Syntaxin 17 Translocation Mediated Mitophagy Switching Drives Hyperglycemia‐Induced Vascular Injury

Abstract The risk of diabetic cardiovascular complications is closely linked to the length of hyperglycemia exposure. Mitophagy plays a significant role in vascular endothelial injury. However, the specific mechanisms by which mitophagy contributes to endothelial injury during sustained hyperglycemia remain unclear. In diabetic ApoE −/− mice and human umbilical vein endothelial cell (HUVEC) models, mitophagy is enhanced following short‐term and long‐term high‐glucose exposure. Short‐term high‐glucose exposure promotes Parkin‐mediated mitophagy and upregulates mitochondrial fission protein 1 (Fis1) expression, whereas long‐term high‐glucose exposure suppresses Parkin‐mediated mitophagy and downregulates Fis1. With prolonged high‐glucose exposure, Syntaxin 17 (STX17) translocates from the endoplasmic reticulum to the mitochondria, activating STX17‐mediated mitophagy. Silencing STX17 alleviates mitochondrial degradation, decreases reactive oxygen species (ROS) levels, enhances endothelial nitric oxide synthase (eNOS) phosphorylation, and reduces apoptosis.

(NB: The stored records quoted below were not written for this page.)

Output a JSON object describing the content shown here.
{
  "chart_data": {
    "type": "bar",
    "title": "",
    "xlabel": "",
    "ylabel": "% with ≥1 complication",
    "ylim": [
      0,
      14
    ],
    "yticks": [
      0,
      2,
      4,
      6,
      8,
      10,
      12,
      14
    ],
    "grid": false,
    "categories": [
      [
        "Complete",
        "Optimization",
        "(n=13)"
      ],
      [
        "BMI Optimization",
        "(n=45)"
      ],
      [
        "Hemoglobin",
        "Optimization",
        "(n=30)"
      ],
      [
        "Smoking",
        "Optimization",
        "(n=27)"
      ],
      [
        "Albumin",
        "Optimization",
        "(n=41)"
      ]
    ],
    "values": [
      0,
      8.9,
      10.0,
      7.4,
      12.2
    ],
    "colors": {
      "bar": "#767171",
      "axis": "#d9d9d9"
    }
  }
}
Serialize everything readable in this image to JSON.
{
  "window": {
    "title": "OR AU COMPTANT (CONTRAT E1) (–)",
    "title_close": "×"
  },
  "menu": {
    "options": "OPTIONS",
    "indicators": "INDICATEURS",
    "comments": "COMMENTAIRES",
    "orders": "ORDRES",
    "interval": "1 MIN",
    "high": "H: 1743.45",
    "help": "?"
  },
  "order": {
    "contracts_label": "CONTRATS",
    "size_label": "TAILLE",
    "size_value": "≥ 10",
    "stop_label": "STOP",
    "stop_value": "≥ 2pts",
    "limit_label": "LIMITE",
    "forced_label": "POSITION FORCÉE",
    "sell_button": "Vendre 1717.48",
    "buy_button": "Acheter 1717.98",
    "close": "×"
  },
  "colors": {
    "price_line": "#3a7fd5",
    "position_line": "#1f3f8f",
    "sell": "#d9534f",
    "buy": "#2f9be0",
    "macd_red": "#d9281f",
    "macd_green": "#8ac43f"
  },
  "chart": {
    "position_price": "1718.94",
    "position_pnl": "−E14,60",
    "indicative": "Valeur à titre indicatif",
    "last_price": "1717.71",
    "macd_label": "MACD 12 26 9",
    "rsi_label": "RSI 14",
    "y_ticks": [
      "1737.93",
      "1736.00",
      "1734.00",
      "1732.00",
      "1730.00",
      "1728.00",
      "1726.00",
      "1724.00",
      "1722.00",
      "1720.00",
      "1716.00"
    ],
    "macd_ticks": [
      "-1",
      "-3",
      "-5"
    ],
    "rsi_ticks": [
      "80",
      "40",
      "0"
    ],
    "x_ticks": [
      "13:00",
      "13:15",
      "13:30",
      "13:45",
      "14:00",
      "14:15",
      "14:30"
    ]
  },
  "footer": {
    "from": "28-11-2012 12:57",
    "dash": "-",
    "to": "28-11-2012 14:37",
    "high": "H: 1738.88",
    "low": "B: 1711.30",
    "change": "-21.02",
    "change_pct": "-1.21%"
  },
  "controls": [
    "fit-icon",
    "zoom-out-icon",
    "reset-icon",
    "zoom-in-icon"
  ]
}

Silencing Fis1 accelerates the switching to STX17‐mediated mitophagy, worsening endothelial dysfunction, whereas Fis1 overexpression prevents this switching, reducing ROS and apoptosis and enhancing eNOS phosphorylation. In summary, these findings suggest that the switching from Parkin‐mediated to STX17‐mediated mitophagy drives vascular endothelial injury following long‐term hyperglycemic exposure, providing valuable insights into therapeutic strategies for diabetic cardiovascular complications.